Am 10. Januar 2023 hatte der 6. Strafsenat des Bundesgerichtshofs auf die Revision der Staatsanwaltschaft das Urteil des Landgericht Braunschweig vom 28.09.2021 aufgehoben und die Sache zu neuer Verhandlung und Entscheidung an eine andere Wirtschaftskammer des Landgerichts zurückverwiesen.
Das Landgericht hatte die Angeklagten, zwei frühere Vorstände für den Bereich Personal und zwei frühere Personalleiter der Volkswagen AG, vom Vorwurf der Untreue freigesprochen. Gegenstand des Urteils war die Gewährung von Arbeitsentgelt (Monatsentgelt und freiwillige Bonuszahlungen) an freigestellte Betriebsräte, die die Zahlungen an die betriebsverfassungsrechtlich zutreffenden Vergleichsgruppen erheblich überstiegen. VW hatte die Betriebsräte in deutlich höhere, dem „Management-Kreis“ vorbehaltene Entgeltgruppen umgestuft und damit freiwillige Bonuszahlungen von jährlich 80.000 € bis 560.000 € je Betriebsrat gezahlt. Das LG hatte die Manager freigesprochen und darauf verwiesen, dass zwar der objektive Tatbestand einer Untreue erfüllt sei, die Manager aber nicht vorsätzlich gehandelt hätten.
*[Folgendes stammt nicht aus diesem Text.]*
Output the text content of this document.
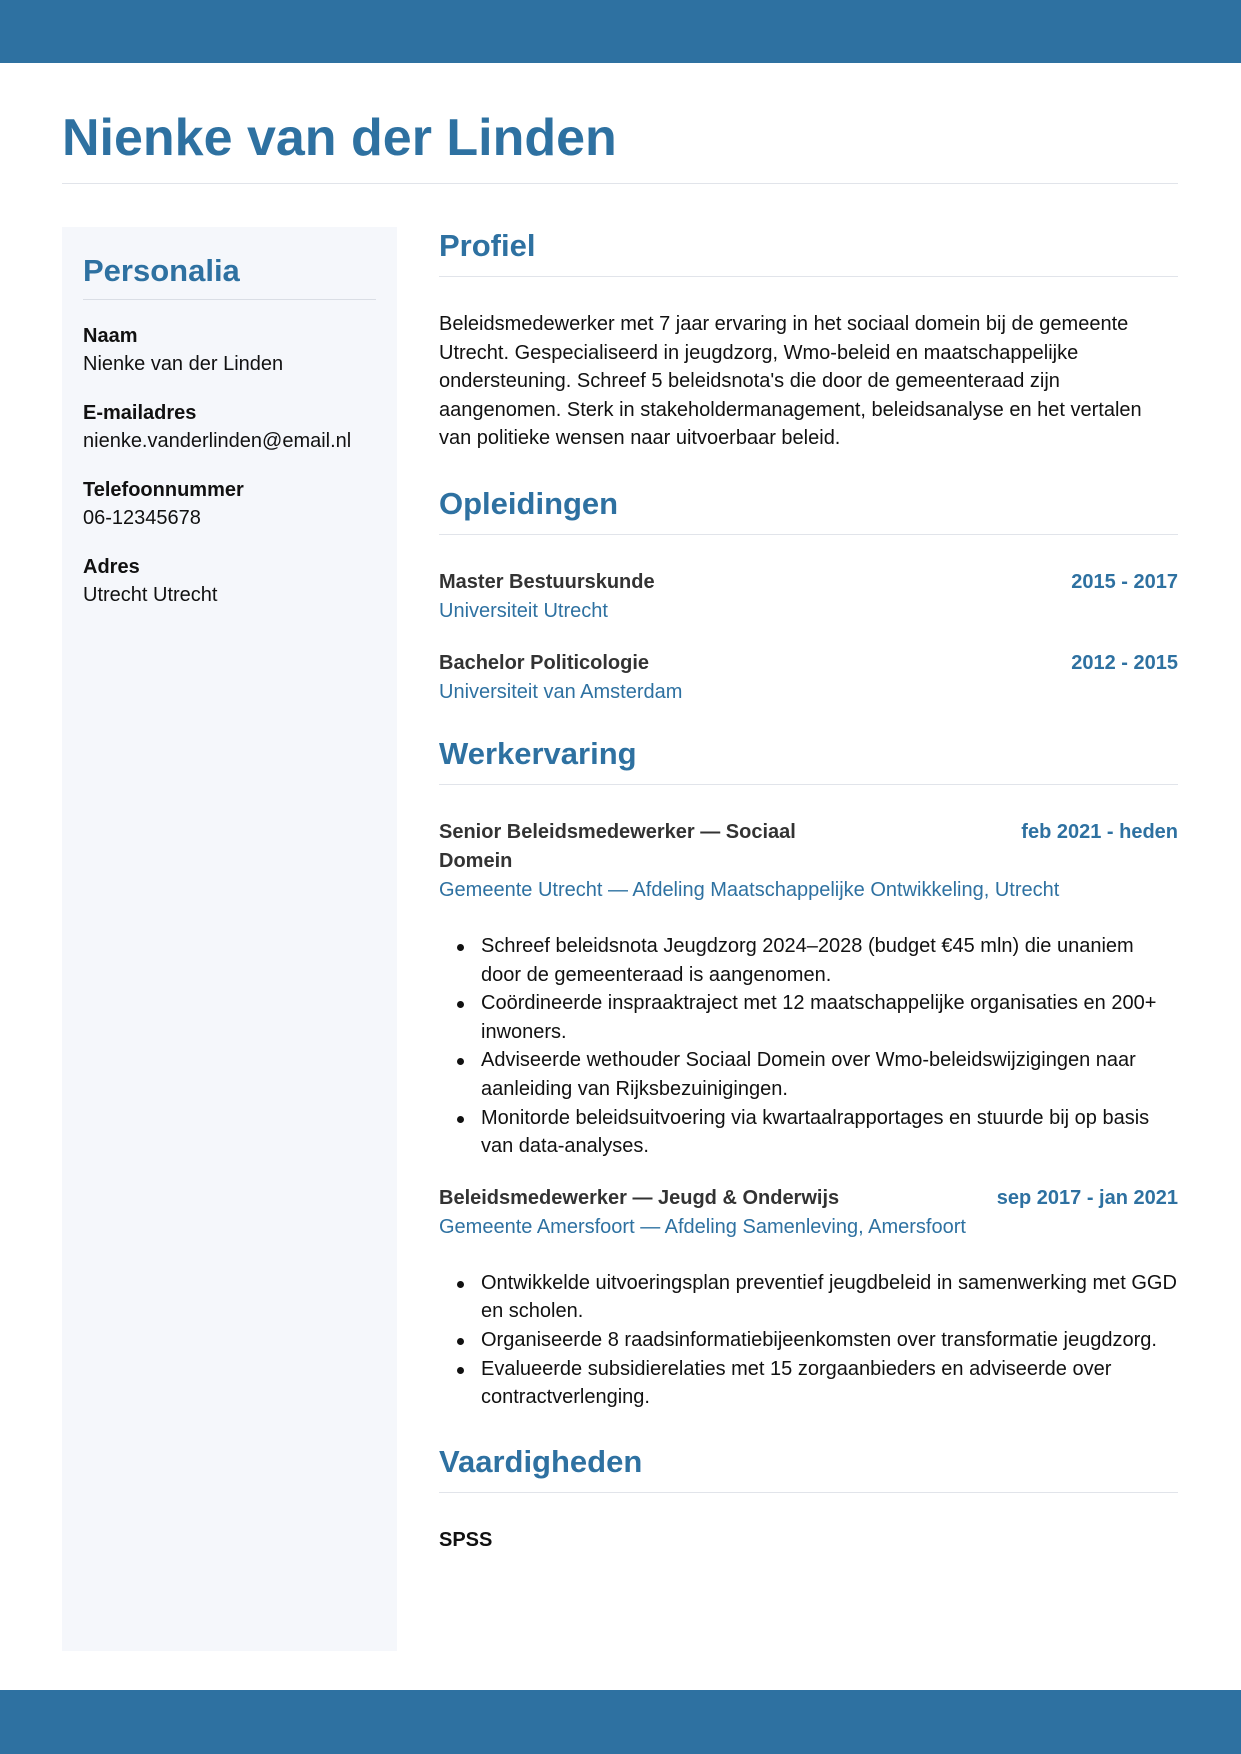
Nienke van der Linden
Personalia
Naam
Nienke van der Linden
E-mailadres
nienke.vanderlinden@email.nl
Telefoonnummer
06-12345678
Adres
Utrecht Utrecht
Profiel

Beleidsmedewerker met 7 jaar ervaring in het sociaal domein bij de gemeente Utrecht. Gespecialiseerd in jeugdzorg, Wmo-beleid en maatschappelijke ondersteuning. Schreef 5 beleidsnota's die door de gemeenteraad zijn aangenomen. Sterk in stakeholdermanagement, beleidsanalyse en het vertalen van politieke wensen naar uitvoerbaar beleid.

Opleidingen
Master Bestuurskunde	2015 - 2017
Universiteit Utrecht
Bachelor Politicologie	2012 - 2015
Universiteit van Amsterdam
Werkervaring
Senior Beleidsmedewerker — Sociaal Domein
feb 2021 - heden
Gemeente Utrecht — Afdeling Maatschappelijke Ontwikkeling, Utrecht
Schreef beleidsnota Jeugdzorg 2024–2028 (budget €45 mln) die unaniem door de gemeenteraad is aangenomen.
Coördineerde inspraaktraject met 12 maatschappelijke organisaties en 200+ inwoners.
Adviseerde wethouder Sociaal Domein over Wmo-beleidswijzigingen naar aanleiding van Rijksbezuinigingen.
Monitorde beleidsuitvoering via kwartaalrapportages en stuurde bij op basis van data-analyses.
Beleidsmedewerker — Jeugd & Onderwijs	sep 2017 - jan 2021
Gemeente Amersfoort — Afdeling Samenleving, Amersfoort
Ontwikkelde uitvoeringsplan preventief jeugdbeleid in samenwerking met GGD en scholen.
Organiseerde 8 raadsinformatiebijeenkomsten over transformatie jeugdzorg.
Evalueerde subsidierelaties met 15 zorgaanbieders en adviseerde over contractverlenging.
Vaardigheden
SPSS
Hier setzt der BGH an und fordert das LG in dem neuerlichen Verfahren auf, die Beweiswürdigung zum Vorsatz der Angeklagten neu durchzuführen (Urteil vom 10.01.2023 – 6 StR 133/22).
Seit dem Urteil des 6. Strafsenats herrscht in vielen Unternehmen und bei den betroffenen Betriebsräten große Rechtsunsicherheit. Einige Arbeitgeber haben bereits begonnen, die Entgelte ihrer Betriebsratsmitglieder zu kürzen, weil sie anderenfalls eine Strafbarkeit wegen Untreue befürchten. Das Bundesministerium für Arbeit und Soziales hat im Mai eine Expertenkommission eingesetzt, die noch vor der parlamentarischen Sommerpause Vorschläge für eine Gesetzesänderung unterbreiten soll. Den Vorsitz der dreiköpfigen Kommission hat der Präsident des Bundessozialgerichts, Prof. Dr. Rainer Schlegel. Die weiteren Mitglieder sind die ehemalige Präsidentin des Bundesarbeitsgerichts, Ingrid Schmidt, und Prof. Dr. Gregor Thüsing, Universität Bonn. Ziel sei es, die Bezahlung von Betriebsräten „fair, nachvollziehbar und rechtssicher“ zu gestalten. Am Prinzip des Ehrenamts soll die Kommission nicht rütteln. Es sei auch nicht ihre Aufgabe, die Vergütung für Betriebsräte auszuweiten oder die Entgelt-Regeln völlig neu zu entwickeln, sagte eine Sprecherin des BMAS.
Fazit
Hier ist ein sehr spannender und strafrechtlich risikoreicher Bereich betroffen, der Unternehmenslenker die Stirn in Falten legen lässt. Wir werden die Entwicklung der Beratungen in der Kommission und etwaige Gesetzesentwicklungen weiter beobachten und Sie informiert halten.